When to add your flavor? Primary or secondary?
There’s different schools of thought on where to add your items to flavor your mead. Do you put them in the primary and allow your mead extra ingredients with which to ferment? Or do you add in the secondary in order to not have any of your flavor ingredients ferment giving it a much more sweet taste?
One of the drawbacks of having your added flavors in the primary is that a lot of the flavors are actually gassed off through the fermentation. The subtle flavors are still there but just not as pronounced.
Personally I opt to put the added flavors in the secondary because I’m able to stop the fermentation with potassium sorbate. Once the fermentation is stopped I can add the fruit or other flavors and have a much richer taste from the flavor additions whether it be fruit or spices.
Backsweetening with Honey
I’d like to take a moment and discuss flavoring mead with honey. Mead is obviously made with honey, but I get the impression that people think mead should taste a certain way because they see it’s made with honey. The reality is that a lot of if not all of the honey is fermented in the primary that takes away that “sweet honey” taste.
What you can do to get more of that sweet honey taste is back sweeten your mead with more honey.
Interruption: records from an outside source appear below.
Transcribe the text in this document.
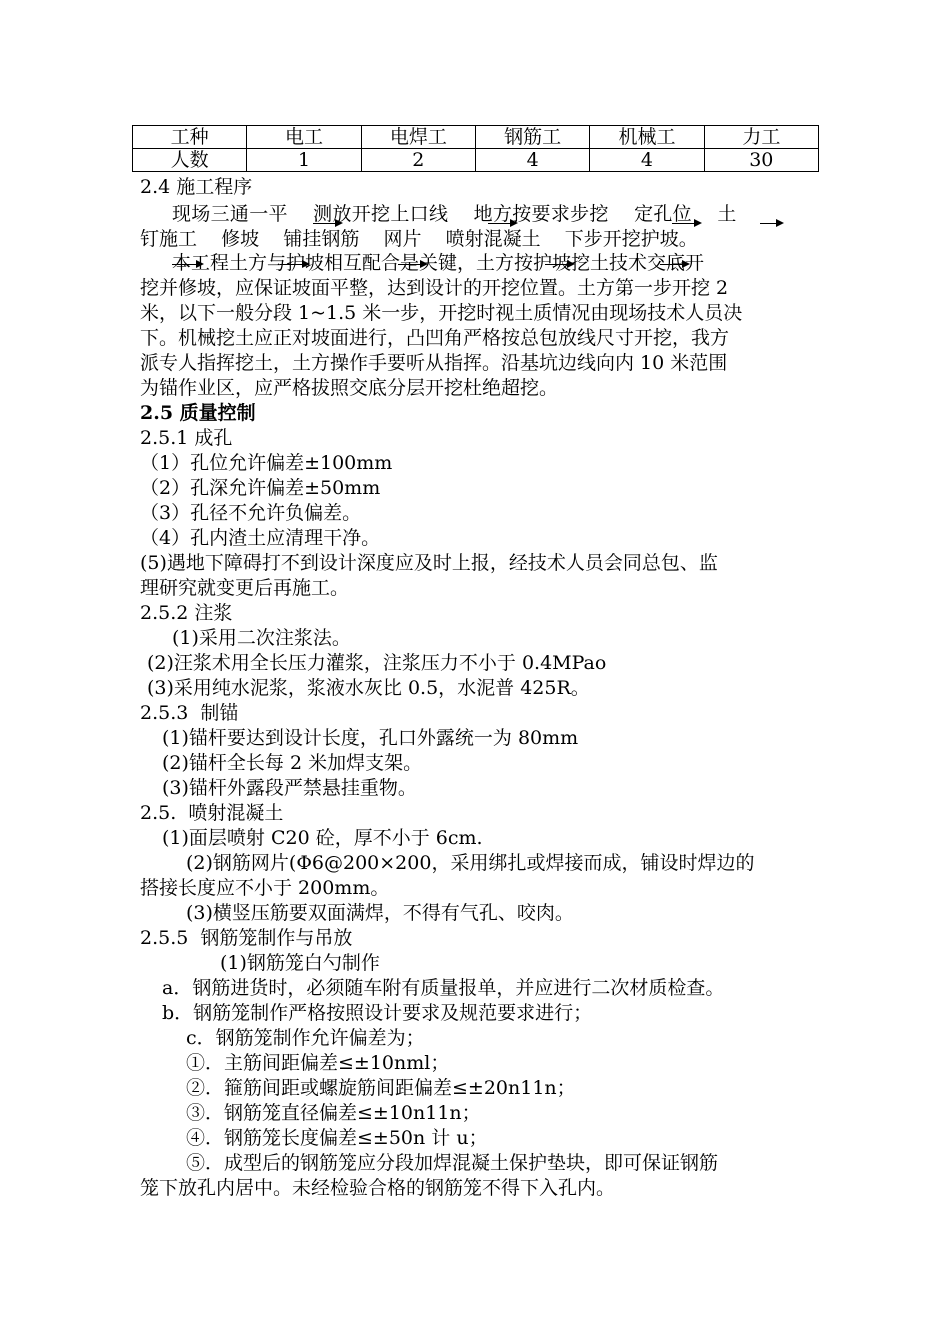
工种	电工	电焊工	钢筋工	机械工	力工
人数	1	2	4	4	30
2.4 施工程序
现场三通一平    测放开挖上口线    地方按要求步挖    定孔位    土
钉施工    修坡    铺挂钢筋    网片    喷射混凝土    下步开挖护坡。
本工程土方与护坡相互配合是关键，土方按护坡挖土技术交底开
挖并修坡，应保证坡面平整，达到设计的开挖位置。土方第一步开挖 2
米，以下一般分段 1~1.5 米一步，开挖时视土质情况由现场技术人员决
下。机械挖土应正对坡面进行，凸凹角严格按总包放线尺寸开挖，我方
派专人指挥挖土，土方操作手要听从指挥。沿基坑边线向内 10 米范围
为锚作业区，应严格拔照交底分层开挖杜绝超挖。
2.5 质量控制
2.5.1 成孔
（1）孔位允许偏差±100mm
（2）孔深允许偏差±50mm
（3）孔径不允许负偏差。
（4）孔内渣土应清理干净。
(5)遇地下障碍打不到设计深度应及时上报，经技术人员会同总包、监
理研究就变更后再施工。
2.5.2 注浆
(1)采用二次注浆法。
(2)汪浆术用全长压力灌浆，注浆压力不小于 0.4MPao
(3)采用纯水泥浆，浆液水灰比 0.5，水泥普 425R。
2.5.3  制锚
(1)锚杆要达到设计长度，孔口外露统一为 80mm
(2)锚杆全长每 2 米加焊支架。
(3)锚杆外露段严禁悬挂重物。
2.5.  喷射混凝土
(1)面层喷射 C20 砼，厚不小于 6cm.
(2)钢筋网片(Φ6@200×200，采用绑扎或焊接而成，铺设时焊边的
搭接长度应不小于 200mm。
(3)横竖压筋要双面满焊，不得有气孔、咬肉。
2.5.5  钢筋笼制作与吊放
(1)钢筋笼白勺制作
a．钢筋进货时，必须随车附有质量报单，并应进行二次材质检查。
b．钢筋笼制作严格按照设计要求及规范要求进行；
c．钢筋笼制作允许偏差为；
①．主筋间距偏差≤±10nml；
②．箍筋间距或螺旋筋间距偏差≤±20n11n；
③．钢筋笼直径偏差≤±10n11n；
④．钢筋笼长度偏差≤±50n 计 u；
⑤．成型后的钢筋笼应分段加焊混凝土保护垫块，即可保证钢筋
笼下放孔内居中。未经检验合格的钢筋笼不得下入孔内。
This involves adding potassium sorbate on your mead so it stops fermenting and then adding more honey.
Different flavors of honey
Honey comes in a variety of flavors. Each honey gives a subtle difference in how it tastes due to the various flowers that it’s made from. You’ll see that different recipes call for different honey and it’s due to the specific honey imparting a flavor or color to the mead.
That being said, don’t be afraid to experiment with this and try your own combinations out. You might find that a certain honey that you enjoy works better than what the recipe is calling for. Give it a shot.
Oak aging
Finally, another thing that you could flavor your mead with is oak. Oak aging consists of aging your mead in a large barrel made of oak. Over time the liquid seeps into the wood and back out again which imparts different flavors from the wood itself. The problem is that in our homebrew setups we either don’t have enough mead to age in a barrel, or more importantly, don’t have oak barrels lying around.
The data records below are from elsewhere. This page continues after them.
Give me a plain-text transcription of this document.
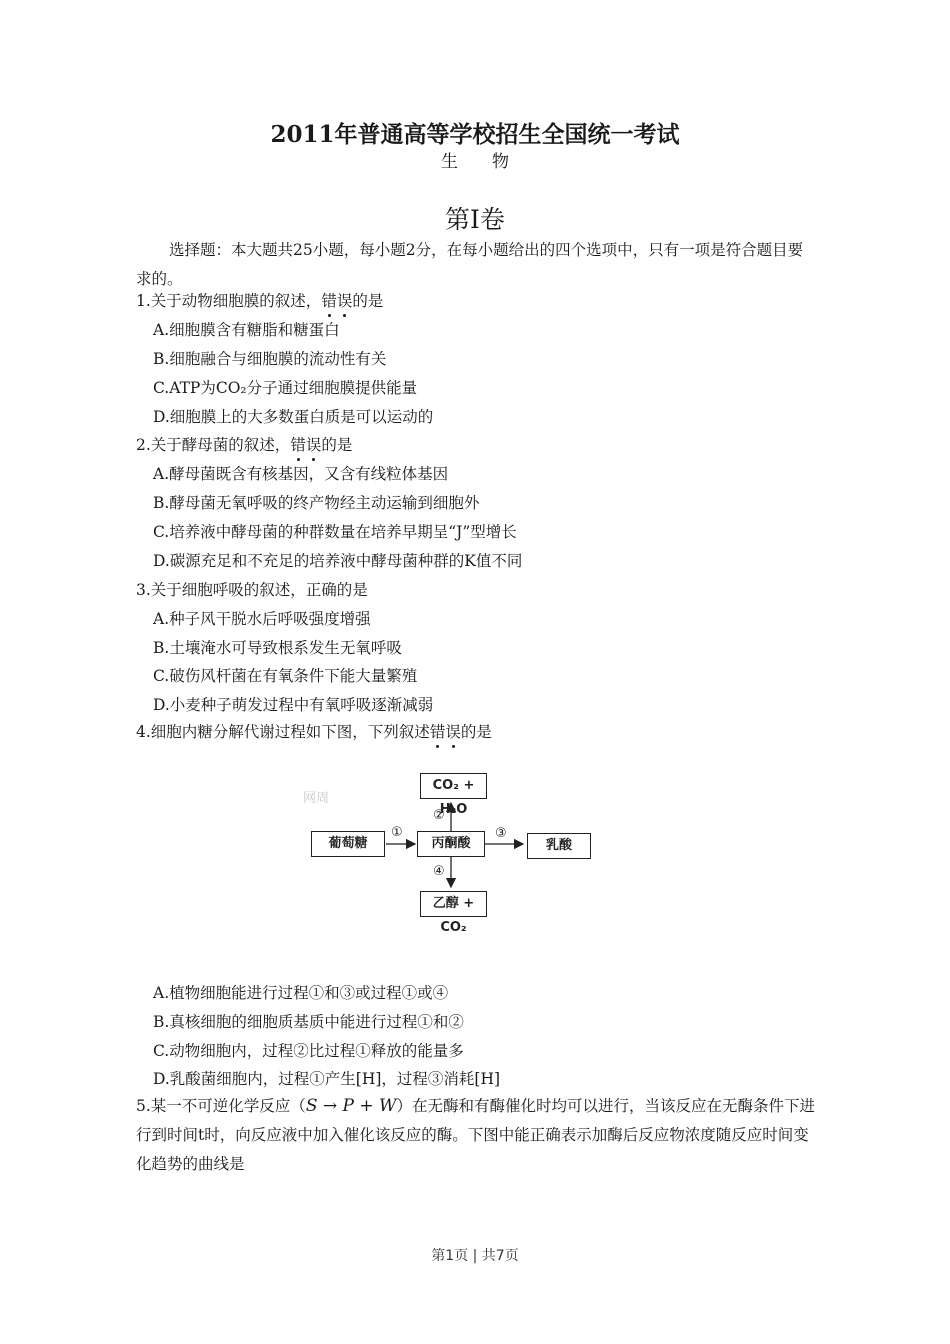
2011年普通高等学校招生全国统一考试
生 物
第I卷
选择题：本大题共25小题，每小题2分，在每小题给出的四个选项中，只有一项是符合题目要求的。
1.关于动物细胞膜的叙述，错误的是
A.细胞膜含有糖脂和糖蛋白
B.细胞融合与细胞膜的流动性有关
C.ATP为CO₂分子通过细胞膜提供能量
D.细胞膜上的大多数蛋白质是可以运动的
2.关于酵母菌的叙述，错误的是
A.酵母菌既含有核基因，又含有线粒体基因
B.酵母菌无氧呼吸的终产物经主动运输到细胞外
C.培养液中酵母菌的种群数量在培养早期呈“J”型增长
D.碳源充足和不充足的培养液中酵母菌种群的K值不同
3.关于细胞呼吸的叙述，正确的是
A.种子风干脱水后呼吸强度增强
B.土壤淹水可导致根系发生无氧呼吸
C.破伤风杆菌在有氧条件下能大量繁殖
D.小麦种子萌发过程中有氧呼吸逐渐减弱
4.细胞内糖分解代谢过程如下图，下列叙述错误的是
网周
CO₂ + H₂O
葡萄糖	丙酮酸	乳酸
乙醇 + CO₂
①
②
③
④
A.植物细胞能进行过程①和③或过程①或④
B.真核细胞的细胞质基质中能进行过程①和②
C.动物细胞内，过程②比过程①释放的能量多
D.乳酸菌细胞内，过程①产生[H]，过程③消耗[H]
5.某一不可逆化学反应（S → P + W）在无酶和有酶催化时均可以进行，当该反应在无酶条件下进行到时间t时，向反应液中加入催化该反应的酶。下图中能正确表示加酶后反应物浓度随反应时间变化趋势的曲线是
第1页 | 共7页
The solution to this is using oak chips, cubes, or spirals. These small pieces of oak are great for homebrewing because they are easily manageable by just throwing them in your fermenter. Chips are the fastest to impart flavor because they have the most surface area. Cubes and spirals are better for long term aging.
Oaking will impart a wide range of flavors. Vanilla, coconut, clove, and some fruity notes are just some of the things you’ll pick up when you oak your mead. Fortunately there’s different oak styles that will impart slightly different notes.
American Oak
Prominent vanilla flavor with less tannins that will not provide as much body to your mead.
Hungarian Oak
Still has a vanilla flavor but balanced with a touch of chocolate and roasted coffee notes.
French Oak
More well rounded than the other two styles and will impart some cinnamon and allspice notes. Does well in aging and will bring out more flavors the more you age it.
Conclusion
As you can see, there’s a ton of things you can flavor your mead with. It’s up to your imagination to mix and match different flavors to make the best mead you can!